Mustang Panda offers PlugX variant in new campaign

The disclosure comes as Tel Aviv-based cybersecurity firm Dream Research Lab revealed details of a campaign organized by another Chinese nation-state group tracked as Mustang Panda that targeted diplomatic, electoral, and international coordination officials in multiple regions from December 2025 to mid-January 2026. This activity was assigned the name “PlugX Diplomacy”.

“The operation relied on impersonation and trust rather than exploiting software vulnerabilities,” the company said. “The victims were induced to open files that appeared to be U.S.-related diplomatic summaries or policy documents. Opening the files was enough to cause the breach.”

The document paves the way for the deployment of customized variants of PlugX, a long-standing malware used by hacking groups to covertly collect data and gain persistent access to compromised hosts. The variant, called DOPLUGS, has been detected in the wild since at least late December 2022.
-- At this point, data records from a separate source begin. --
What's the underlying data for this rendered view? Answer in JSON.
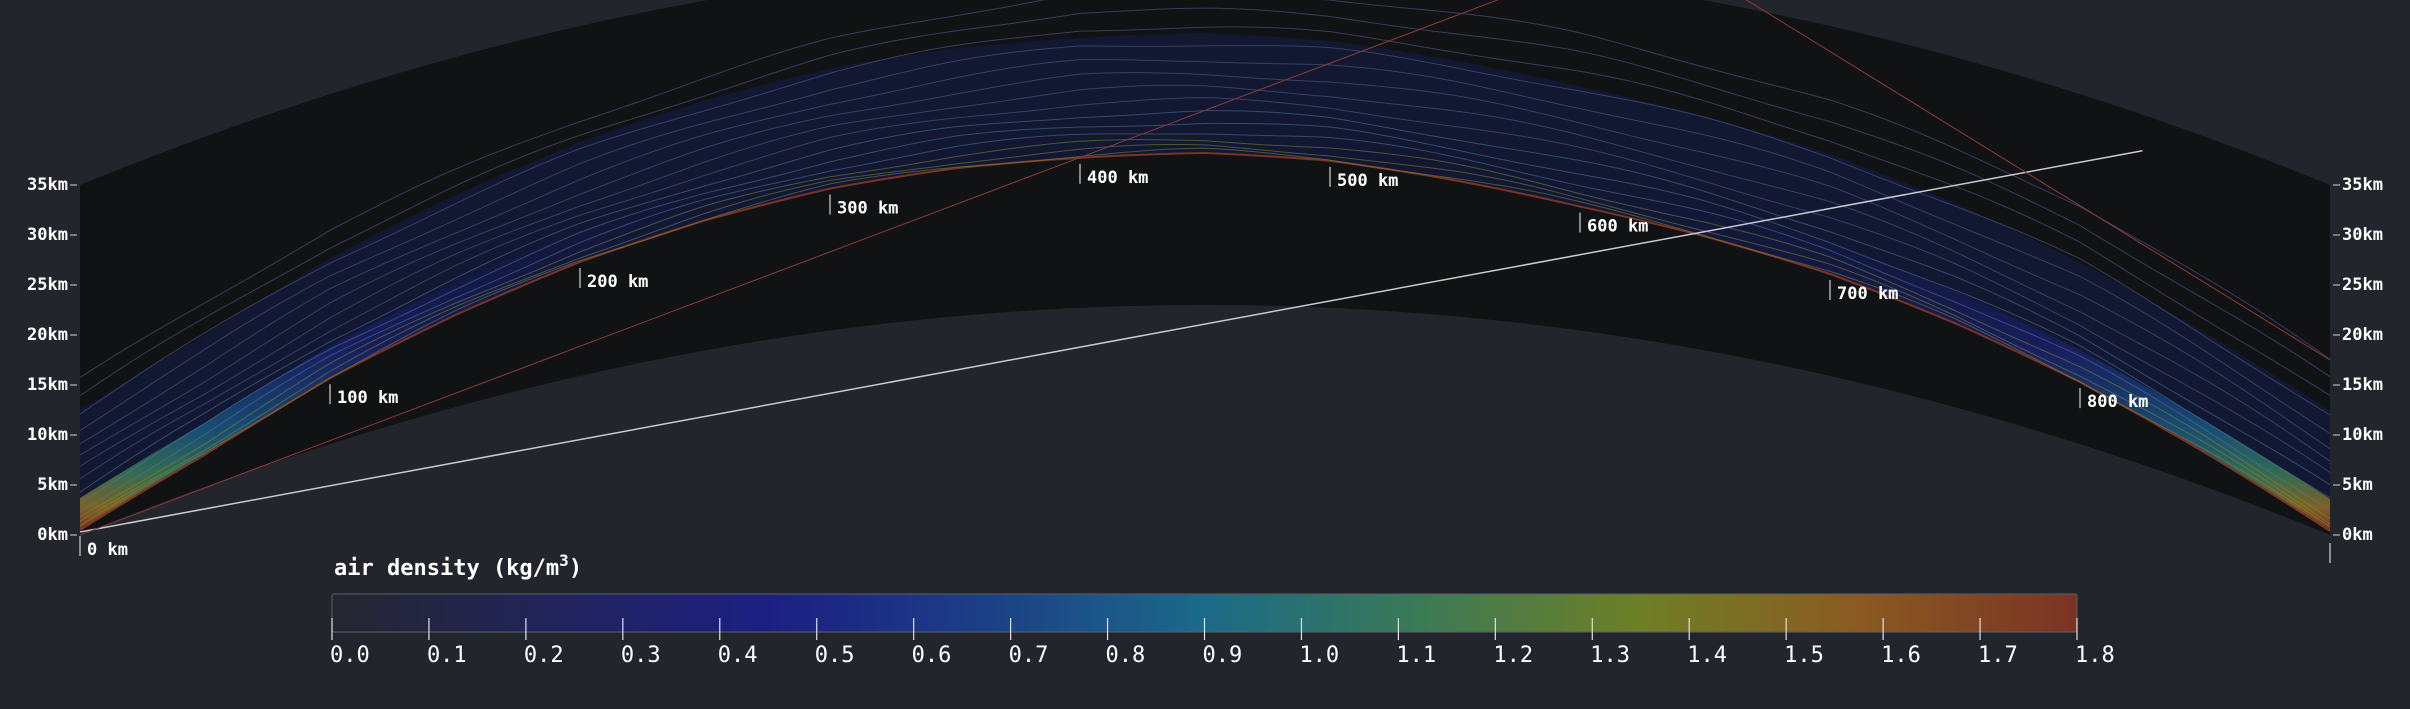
{
  "chart_data": {
    "type": "heatmap",
    "title": "",
    "xlabel": "",
    "ylabel": "",
    "x_unit": "km",
    "y_unit": "km",
    "xlim": [
      0,
      900
    ],
    "ylim": [
      0,
      35
    ],
    "x_ticks": [
      0,
      100,
      200,
      300,
      400,
      500,
      600,
      700,
      800
    ],
    "x_tick_labels": [
      "0 km",
      "100 km",
      "200 km",
      "300 km",
      "400 km",
      "500 km",
      "600 km",
      "700 km",
      "800 km"
    ],
    "y_ticks": [
      0,
      5,
      10,
      15,
      20,
      25,
      30,
      35
    ],
    "y_tick_labels": [
      "0km",
      "5km",
      "10km",
      "15km",
      "20km",
      "25km",
      "30km",
      "35km"
    ],
    "terrain": {
      "x": [
        0,
        50,
        100,
        150,
        200,
        250,
        300,
        350,
        400,
        450,
        500,
        550,
        600,
        650,
        700,
        750,
        800,
        850,
        900
      ],
      "elevation_km": [
        0.5,
        3.2,
        6.6,
        9.2,
        11.4,
        13.0,
        14.2,
        14.8,
        15.0,
        15.2,
        14.7,
        13.6,
        12.4,
        11.4,
        10.2,
        8.4,
        6.2,
        3.4,
        0.4
      ]
    },
    "contour_tops_km": {
      "x": [
        0,
        100,
        200,
        300,
        400,
        500,
        600,
        700,
        800,
        900
      ],
      "inner": [
        15.5,
        21.5,
        25.6,
        29.0,
        31.5,
        31.0,
        29.6,
        27.5,
        24.0,
        17.5
      ]
    },
    "sight_lines": [
      {
        "name": "white",
        "color": "#c8ccd2",
        "points": [
          [
            0,
            0.3
          ],
          [
            825,
            31.4
          ]
        ]
      },
      {
        "name": "red",
        "color": "#8a3a3a",
        "points": [
          [
            0,
            0.0
          ],
          [
            665,
            45.0
          ]
        ]
      },
      {
        "name": "red-right",
        "color": "#8a3a3a",
        "points": [
          [
            665,
            36.0
          ],
          [
            900,
            17.5
          ]
        ]
      }
    ],
    "colorbar": {
      "label": "air density  (kg/m",
      "label_exponent": "3",
      "label_suffix": ")",
      "min": 0.0,
      "max": 1.8,
      "ticks": [
        "0.0",
        "0.1",
        "0.2",
        "0.3",
        "0.4",
        "0.5",
        "0.6",
        "0.7",
        "0.8",
        "0.9",
        "1.0",
        "1.1",
        "1.2",
        "1.3",
        "1.4",
        "1.5",
        "1.6",
        "1.7",
        "1.8"
      ],
      "colors": [
        "#24262f",
        "#22235a",
        "#1c1f82",
        "#1c3f86",
        "#1b6a88",
        "#3c7a55",
        "#6f7f26",
        "#8a5a22",
        "#7a3324"
      ]
    }
  }
}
The attack chain is fairly consistent in that malicious ZIP attachments centered around official meetings, elections, and international forums act as catalysts to detonate multi-state processes. There is a single LNK file inside the compressed file that, when launched, triggers the execution of PowerShell commands that extract and drop the TAR archive.

“The embedded PowerShell logic recursively searches the ZIP archive, reads it as raw bytes, and extracts the payload starting at a fixed byte offset,” Dream explained. “The carved data is written to disk using an obfuscated call to the WriteAllBytes method. The extracted data is treated as a TAR archive and unpacked using the native tar.exe utility, demonstrating the consistent use of resident binaries (LOLBins) throughout the infection chain.”

The TAR archive contains three files.

The legitimate signed executable file associated with AOMEI Backupper is vulnerable to DLL search order hijacking (‘RemoveBackupper.exe’) Encrypted file containing PlugX payload (‘backupper.dat’) Malicious DLL sideloaded using executable file (‘comn.dll’) to load PlugX

When the legitimate executable is run, a decoy PDF document is displayed to the user while DOPLUGS is installed on the host in the background, giving the victim the impression that nothing is wrong.

“The correlation between actual diplomatic events and the timing of detected decoys suggests that similar operations are likely to continue as geopolitical developments progress,” Dream concluded.

“Thus, organizations operating in diplomatic, government, and policy-oriented fields should consider malicious LNK distribution methods and DLL search order hijacking via legitimate executables to be a persistent, high-priority threat rather than an isolated, temporary tactic.”